Lombok Tengah – Kasus sengketa lahan yang terjadi di Dusun Bilelando, Desa Bilelando Kecamatan Praya Timur, Kabupaten Lombok Tengah (Loteng ) Yang berlangsung di Pengadilan Agama (PA) Negeri Praya membuat pihak tergugat berang.
Juru sita Salman, SH. yang di dampingi Anggota kepolisian dari Polres Loteng dan Kapolsek Praya Timur yang hendak membacakan surat konstatering di jegal Kuasa Hukum Tergugat, pihak Desa dan sejumlah Masyarakat karena surat yang diterima pihak penggugat surat konstatering namun isi suratnya Eksekusi.
“Saya mohon maaf yang sebesar-besarnya karena pihak kami salah tulis,”kata salman di lokasi sengketa, kamis (08/05/2025).
Sementara Kuasa Hukum Tergugat Michael Anshori, SH.,MH menjelaskan jika dirinya tidak pernah menerima surat pemberitahuan dalam bentuk apapun dari pengadilan, melainkan persoalan tersebut diketahuinya dari kliennya.
“Kok aneh sekali sistem kerja Pengadilan Agama Negeri Praya ini, ia menganut sistem pengadilan jalanan, kok lucu sekali, objek belum berperkara kok malah keluar surat ekseskusi,”ujar Michael.
Ditempat yang sama, Kasi Pemerintahan Desa Bilelando Samsul mengecam keras langkah yang di lakukan PA Praya yang telah meresahkan masyarakat dan menganggap pemerintah Desa tidak ada.

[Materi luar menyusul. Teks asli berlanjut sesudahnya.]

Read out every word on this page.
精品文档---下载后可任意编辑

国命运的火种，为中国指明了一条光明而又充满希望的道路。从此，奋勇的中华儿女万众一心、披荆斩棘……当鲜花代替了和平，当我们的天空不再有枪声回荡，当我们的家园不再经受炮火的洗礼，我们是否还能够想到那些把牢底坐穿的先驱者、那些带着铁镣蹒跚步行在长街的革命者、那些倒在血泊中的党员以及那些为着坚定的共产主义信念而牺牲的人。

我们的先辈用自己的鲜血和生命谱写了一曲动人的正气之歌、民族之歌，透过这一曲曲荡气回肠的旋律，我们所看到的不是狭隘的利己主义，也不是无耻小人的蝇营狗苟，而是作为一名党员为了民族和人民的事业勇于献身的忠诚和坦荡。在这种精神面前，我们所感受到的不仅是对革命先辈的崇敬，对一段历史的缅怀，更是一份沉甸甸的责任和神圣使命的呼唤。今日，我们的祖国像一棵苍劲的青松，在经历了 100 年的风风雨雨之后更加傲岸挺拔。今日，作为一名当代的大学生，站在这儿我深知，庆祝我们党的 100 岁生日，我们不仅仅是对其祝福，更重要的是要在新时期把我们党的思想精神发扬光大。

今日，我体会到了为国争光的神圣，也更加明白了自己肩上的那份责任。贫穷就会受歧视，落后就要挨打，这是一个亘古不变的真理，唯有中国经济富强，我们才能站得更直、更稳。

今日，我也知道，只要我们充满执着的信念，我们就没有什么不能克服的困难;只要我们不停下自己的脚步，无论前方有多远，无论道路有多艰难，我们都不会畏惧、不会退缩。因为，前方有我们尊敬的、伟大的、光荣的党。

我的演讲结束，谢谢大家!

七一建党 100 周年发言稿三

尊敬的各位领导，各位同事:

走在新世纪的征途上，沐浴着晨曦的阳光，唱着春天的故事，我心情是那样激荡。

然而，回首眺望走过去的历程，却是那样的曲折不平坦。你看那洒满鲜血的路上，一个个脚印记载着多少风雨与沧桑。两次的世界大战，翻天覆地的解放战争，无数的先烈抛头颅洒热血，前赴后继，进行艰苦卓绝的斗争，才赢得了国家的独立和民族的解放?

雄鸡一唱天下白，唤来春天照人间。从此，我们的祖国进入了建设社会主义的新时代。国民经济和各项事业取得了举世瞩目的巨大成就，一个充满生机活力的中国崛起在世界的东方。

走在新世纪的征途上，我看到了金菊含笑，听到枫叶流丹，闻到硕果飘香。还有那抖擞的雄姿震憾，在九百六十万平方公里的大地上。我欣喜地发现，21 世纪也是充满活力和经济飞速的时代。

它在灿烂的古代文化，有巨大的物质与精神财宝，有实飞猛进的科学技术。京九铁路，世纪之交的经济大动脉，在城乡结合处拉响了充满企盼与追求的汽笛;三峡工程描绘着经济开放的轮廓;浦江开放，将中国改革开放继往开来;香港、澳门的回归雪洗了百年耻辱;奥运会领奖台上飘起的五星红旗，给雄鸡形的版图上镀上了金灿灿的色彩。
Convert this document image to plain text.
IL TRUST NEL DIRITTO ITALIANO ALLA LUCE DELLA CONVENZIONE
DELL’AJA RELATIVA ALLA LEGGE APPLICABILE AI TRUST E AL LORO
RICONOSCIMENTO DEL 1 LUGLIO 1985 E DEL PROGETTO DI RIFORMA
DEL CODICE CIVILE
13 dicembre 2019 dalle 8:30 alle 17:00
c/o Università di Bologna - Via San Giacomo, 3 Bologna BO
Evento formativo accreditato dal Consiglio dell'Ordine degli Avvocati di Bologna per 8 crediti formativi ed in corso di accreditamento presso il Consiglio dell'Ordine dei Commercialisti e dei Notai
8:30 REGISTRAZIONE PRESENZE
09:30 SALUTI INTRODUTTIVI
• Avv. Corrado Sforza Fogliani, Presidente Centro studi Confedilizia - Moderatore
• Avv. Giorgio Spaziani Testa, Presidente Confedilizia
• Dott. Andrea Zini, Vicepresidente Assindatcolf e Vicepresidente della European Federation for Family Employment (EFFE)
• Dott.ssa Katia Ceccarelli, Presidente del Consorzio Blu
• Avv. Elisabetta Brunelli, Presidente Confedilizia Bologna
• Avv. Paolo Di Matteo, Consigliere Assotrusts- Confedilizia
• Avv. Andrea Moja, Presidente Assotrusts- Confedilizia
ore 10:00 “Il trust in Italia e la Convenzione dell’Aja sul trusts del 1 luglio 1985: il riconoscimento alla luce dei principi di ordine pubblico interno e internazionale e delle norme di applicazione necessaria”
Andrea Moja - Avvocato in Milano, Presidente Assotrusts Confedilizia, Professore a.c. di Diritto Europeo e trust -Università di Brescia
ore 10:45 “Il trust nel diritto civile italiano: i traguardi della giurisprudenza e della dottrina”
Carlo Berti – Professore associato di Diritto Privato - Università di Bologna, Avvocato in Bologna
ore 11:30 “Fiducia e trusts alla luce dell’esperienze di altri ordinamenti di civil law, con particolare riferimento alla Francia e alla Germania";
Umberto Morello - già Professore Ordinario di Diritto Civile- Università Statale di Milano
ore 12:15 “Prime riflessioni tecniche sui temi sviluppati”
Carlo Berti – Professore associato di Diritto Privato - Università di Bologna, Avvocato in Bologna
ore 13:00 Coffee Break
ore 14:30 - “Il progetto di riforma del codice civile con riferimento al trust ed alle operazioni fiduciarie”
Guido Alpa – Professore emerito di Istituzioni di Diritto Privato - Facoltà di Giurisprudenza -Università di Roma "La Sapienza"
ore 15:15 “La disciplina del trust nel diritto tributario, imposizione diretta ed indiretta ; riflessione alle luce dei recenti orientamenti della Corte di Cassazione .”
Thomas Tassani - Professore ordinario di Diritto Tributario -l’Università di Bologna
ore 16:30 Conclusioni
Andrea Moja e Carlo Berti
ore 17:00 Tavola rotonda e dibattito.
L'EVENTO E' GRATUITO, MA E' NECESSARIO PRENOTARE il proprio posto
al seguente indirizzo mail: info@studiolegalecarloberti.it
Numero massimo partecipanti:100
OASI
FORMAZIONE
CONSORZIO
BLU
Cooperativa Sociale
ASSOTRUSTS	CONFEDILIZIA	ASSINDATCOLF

“Harusnya PA ini jangan membuat resak begini masyarakat saya, masak acara konstatering begini bawa aparat sepeleton?. Masyarakat saya gak ada yang kriminal kok, kalo ada masalah, saya yang bertanggung jawab, bila perlu tembak saya,”tegas Samsul.
Dilanjut samsul, mestinya harus lewat kantor Desa dulu untuk mencarikan masyarakat kami solusi, dan tidak terkesan seperti mau perang tutup samsul.